Una sonrisa apareció tras el velo de la doctora Barlow.

—¿Qué sucede, señor Sharp, me está usted acusando de intrigar?

—Llámelo como usted desee, señora, pero Alek siempre se estaba quejando de que usted recolocaba los calentadores cuando él estaba vigilando los huevos. Los ponía más calientes cuando estaba él que cuando estaba yo. A medida que Deryn hablaba y emitía sus sospechas en voz alta, las piezas iban encajando más y mejor.

—Y usted nunca me permitía que yo le visitase mientras él estaba cuidando los huevos. ¡De manera que cuando la bestia naciera, sería precisamente él quien estaría en la sala de máquinas y solo!

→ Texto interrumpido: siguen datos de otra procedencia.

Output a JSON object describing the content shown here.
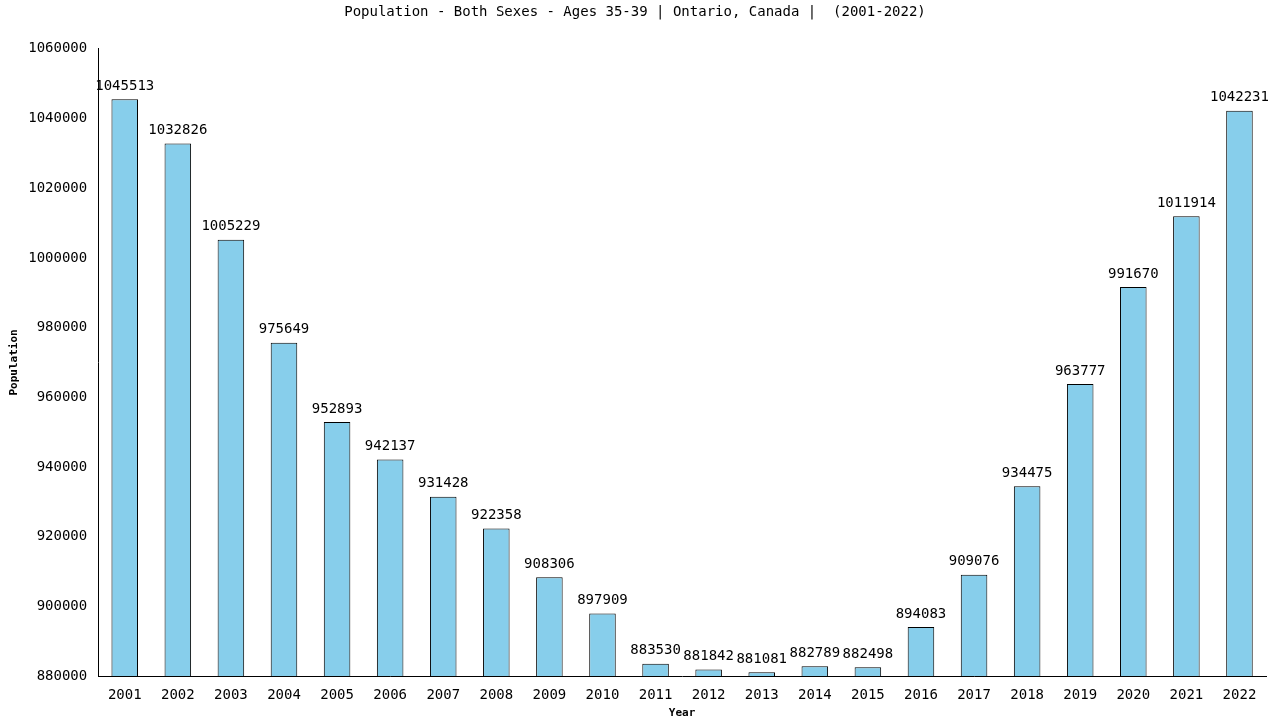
{
  "chart_data": {
    "type": "bar",
    "title": "Population - Both Sexes - Ages 35-39 | Ontario, Canada |  (2001-2022)",
    "x_label": "Year",
    "y_label": "Population",
    "categories": [
      "2001",
      "2002",
      "2003",
      "2004",
      "2005",
      "2006",
      "2007",
      "2008",
      "2009",
      "2010",
      "2011",
      "2012",
      "2013",
      "2014",
      "2015",
      "2016",
      "2017",
      "2018",
      "2019",
      "2020",
      "2021",
      "2022"
    ],
    "values": [
      1045513,
      1032826,
      1005229,
      975649,
      952893,
      942137,
      931428,
      922358,
      908306,
      897909,
      883530,
      881842,
      881081,
      882789,
      882498,
      894083,
      909076,
      934475,
      963777,
      991670,
      1011914,
      1042231
    ],
    "color": "#87ceeb",
    "ylim": [
      880000,
      1060000
    ],
    "yticks": [
      880000,
      900000,
      920000,
      940000,
      960000,
      980000,
      1000000,
      1020000,
      1040000,
      1060000
    ],
    "grid": false,
    "data_labels": true
  }
}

La doctora Barlow miró a lo lejos y dijo severamente.

—¿Está seguro del todo de que no se golpeó la cabeza ayer noche, señor Sharp? No acabo de entender qué está diciendo.

—Estoy hablando de las bestias que hay dentro de estos huevos —dijo Deryn, mirando la caja de cargamento—. ¿Qué son, al fin y al cabo?

—Son secreto militar, jovencito.

—Sí, y ahora vamos a llevar uno a este tipo, el sultán. ¡Un aristócrata clánker, igual que Alek!

Deryn se quedó mirando fijamente a los ojos a la doctora Barlow, esperando una respuesta. Se había dirigido a la científica de la forma más ruda que se había atrevido hasta el momento, pero entre la noche sin dormir y los descubrimientos que había hecho aquella mañana, la furia había tomado el control de su lengua. Todo estaba empezando a tener sentido. Por qué la doctora Barlow había estado tan dispuesta a guardar el secreto de Alek y no contárselo a los oficiales y por qué desde el principio le había puesto al cuidado de los huevos. Ella quería que uno de los huevos eclosionara mientras Alek estuviese solo en aquella habitación.

¿Cuál era el propósito de la bestia en realidad? ¿Y por qué Alek simplemente no había dejado el dichoso experimento en la nave?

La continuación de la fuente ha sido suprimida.